Now where have we heard that speculation? There was a Welsh Bishop at the end of Queen Elizabeth's reign who had great hopes of such a move. Alas it came to nothing — for being chosen to preach before the Queen during Lent, he was unwise enough to speak of "advanced years." The Queen did not like to be reminded of her age, and the black mark against him outlasted Elizabeth. When Canterbury became vacant in 1604 on the death of John Whitgift the lot fell on Bancroft, and poor Dr Rudd stayed on at St David's until his death in 1615.

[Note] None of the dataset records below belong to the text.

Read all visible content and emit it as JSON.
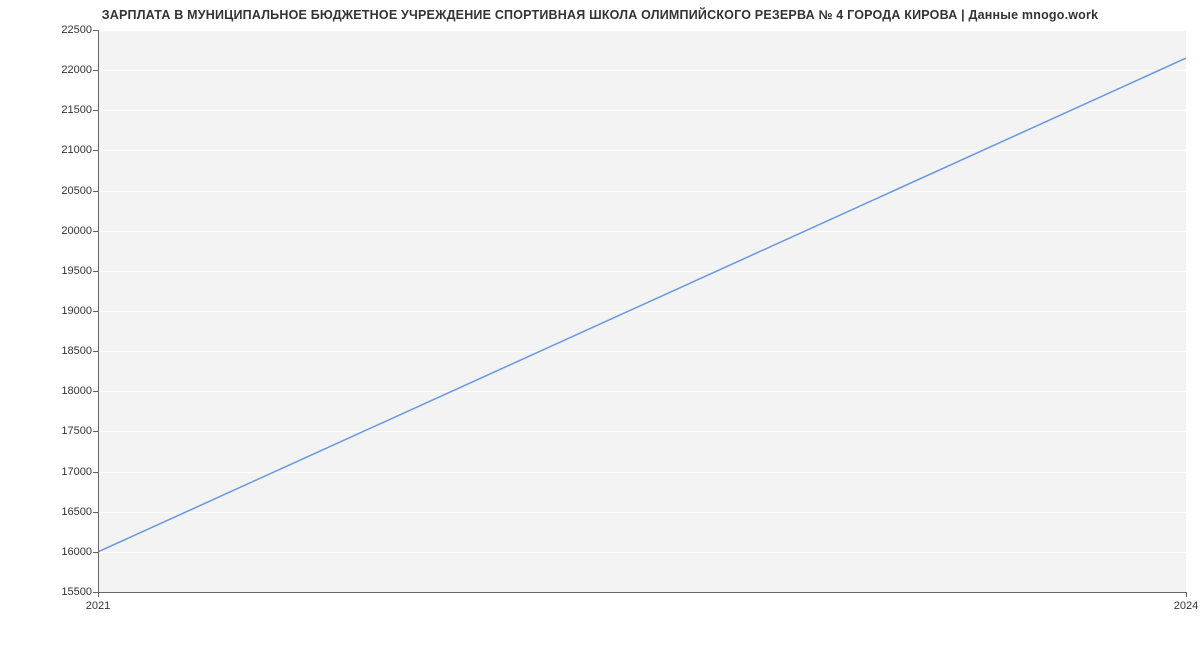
{
  "chart_data": {
    "type": "line",
    "title": "ЗАРПЛАТА В МУНИЦИПАЛЬНОЕ БЮДЖЕТНОЕ УЧРЕЖДЕНИЕ СПОРТИВНАЯ ШКОЛА ОЛИМПИЙСКОГО РЕЗЕРВА № 4 ГОРОДА КИРОВА | Данные mnogo.work",
    "x": [
      2021,
      2024
    ],
    "values": [
      16000,
      22150
    ],
    "xlabel": "",
    "ylabel": "",
    "xlim": [
      2021,
      2024
    ],
    "ylim": [
      15500,
      22500
    ],
    "x_ticks": [
      2021,
      2024
    ],
    "y_ticks": [
      15500,
      16000,
      16500,
      17000,
      17500,
      18000,
      18500,
      19000,
      19500,
      20000,
      20500,
      21000,
      21500,
      22000,
      22500
    ],
    "line_color": "#6699e0",
    "grid_color": "#ffffff",
    "bg_color": "#f3f3f3"
  }
}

In fact "poor" is not the right epithet for Anthony Rudd. He was very wealthy indeed, and the house and garden he created witness to his wealth. There is a great enthusiasm in Britain for recreating lost gardens. Heligan in Cornwall was exhumed from the undergrowth a few years back, and the latest to receive a makeover is in Wales. Despite dismal weather, we visited Aberglasney, and it was worth the effort. The house (remodelled twice since Bishop Rudd's time, and lately rescued from a ruinous state) is on a very grand scale, but it is the gardens which are most worth seeing.
What a parallel with the state of the church in England and Wales. Once so grand and powerful, now fallen on hard times and in many places ruinous. Maybe it takes the vision of someone looking at us from outside to see the possibilities and recreate our ruins into something productive and beautiful. It will never be the same as once it was; but if the Ordinariate can build on the best of the past, and capture people's enthusiasm and imagination, it may be that there will again be a church in these lands which will be acclaimed as stupor mundi, something worth travelling miles to see.